In the original paper, GPT-4V (the vision-enabled version of GPT-4) achieved the top overall score of 67.7 percent, well ahead of other systems of the time [1]. The tool-using pipeline MM-ReAct-GPT-4 scored about 44.6 percent, and open-source LLaVA-13B variants scored roughly 32 to 33 percent [1]. The wide gap underscored how challenging integrated, open-ended multimodal reasoning was for the open models of 2023.
In August 2024, the same core team (with additional authors Lingfeng Ren and Chung-Ching Lin) released "MM-Vet v2: A Challenging Benchmark to Evaluate Large Multimodal Models for Integrated Capabilities" [2]. A key limitation of the original benchmark was that every question concerned a single image-text pair. MM-Vet v2 adds a seventh core capability, image-text sequence understanding, which evaluates a model's ability to process interleaved sequences of images and text, closer to multi-image and document-style inputs encountered in real use [2].
MM-Vet v2 also substantially expands the evaluation set while preserving sample quality. It contains 517 questions, of which the 218 questions from version 1 are carried over, covering scenarios that range from everyday life to expert and industry applications [2]. The LLM-graded, open-ended scoring methodology is retained.
Reported results on MM-Vet v2 reflect the stronger frontier models of 2024 [2]:
| Model | MM-Vet v2 score |
|---|---|
| Claude 3.5 Sonnet | 71.8 |
| GPT-4o | 71.0 |
| InternVL2-Llama3-76B | 68.4 |
| Gemini 1.5 Pro | 66.9 |
| GPT-4V | 66.3 |
In the paper's evaluation, Claude 3.5 Sonnet was the best model at 71.8, narrowly ahead of GPT-4o at 71.0, while InternVL2-Llama3-76B led the open-weight models at 68.4 [2]. The lower absolute scores compared with version 1's headline number reflect that v2 is a deliberately harder and broader test set.
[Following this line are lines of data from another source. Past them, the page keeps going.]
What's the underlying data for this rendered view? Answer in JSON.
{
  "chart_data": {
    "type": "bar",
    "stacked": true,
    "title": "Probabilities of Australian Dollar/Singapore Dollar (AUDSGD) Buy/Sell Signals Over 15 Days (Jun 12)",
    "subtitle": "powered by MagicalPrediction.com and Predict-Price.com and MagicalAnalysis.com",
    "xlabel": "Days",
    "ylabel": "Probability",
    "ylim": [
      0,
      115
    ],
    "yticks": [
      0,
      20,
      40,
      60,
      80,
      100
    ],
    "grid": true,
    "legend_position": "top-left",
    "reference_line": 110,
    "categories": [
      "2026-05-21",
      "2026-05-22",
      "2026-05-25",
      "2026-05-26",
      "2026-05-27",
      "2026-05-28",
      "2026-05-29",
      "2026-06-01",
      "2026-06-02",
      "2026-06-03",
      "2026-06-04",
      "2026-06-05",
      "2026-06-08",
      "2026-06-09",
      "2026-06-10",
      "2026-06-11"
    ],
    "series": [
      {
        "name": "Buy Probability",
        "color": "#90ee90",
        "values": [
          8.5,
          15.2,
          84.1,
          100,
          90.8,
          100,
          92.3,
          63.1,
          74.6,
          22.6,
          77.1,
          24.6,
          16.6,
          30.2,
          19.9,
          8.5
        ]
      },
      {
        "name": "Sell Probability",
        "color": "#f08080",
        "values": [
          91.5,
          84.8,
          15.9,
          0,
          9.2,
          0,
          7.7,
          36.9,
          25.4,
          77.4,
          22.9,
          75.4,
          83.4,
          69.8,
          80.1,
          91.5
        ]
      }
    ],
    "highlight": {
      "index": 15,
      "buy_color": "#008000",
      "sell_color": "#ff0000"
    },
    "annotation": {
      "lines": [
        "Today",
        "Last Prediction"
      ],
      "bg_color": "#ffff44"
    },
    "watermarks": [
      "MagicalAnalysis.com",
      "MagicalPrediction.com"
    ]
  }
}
MM-Vet helped popularize two ideas that became common in multimodal evaluation: defining tasks by the combination of core capabilities they require, and grading open-ended generative answers with an LLM judge rather than forcing closed-form responses [1]. This made the benchmark a better proxy for how conversational multimodal assistants behave in practice, where users ask varied, unconstrained questions about images.
Because MM-Vet outputs a single, easily quoted number together with a per-capability profile, it was adopted as a routine yardstick in LMM development and frequently appears in model cards and research papers next to complementary benchmarks. It is often contrasted with MMMU, a much larger college-exam-style benchmark of about 11,500 multiple-choice questions across many academic disciplines, and with MMBench, MME, and SEED-Bench, which use different formats and emphases [1][4]. Where MMMU stresses breadth of expert knowledge under a structured answer format, MM-Vet emphasizes the integration of everyday vision-language skills under open-ended scoring. The two are widely reported together precisely because they probe different aspects of multimodal competence. The benchmark's code, data, and an online leaderboard are publicly available, which contributed to its broad uptake [1].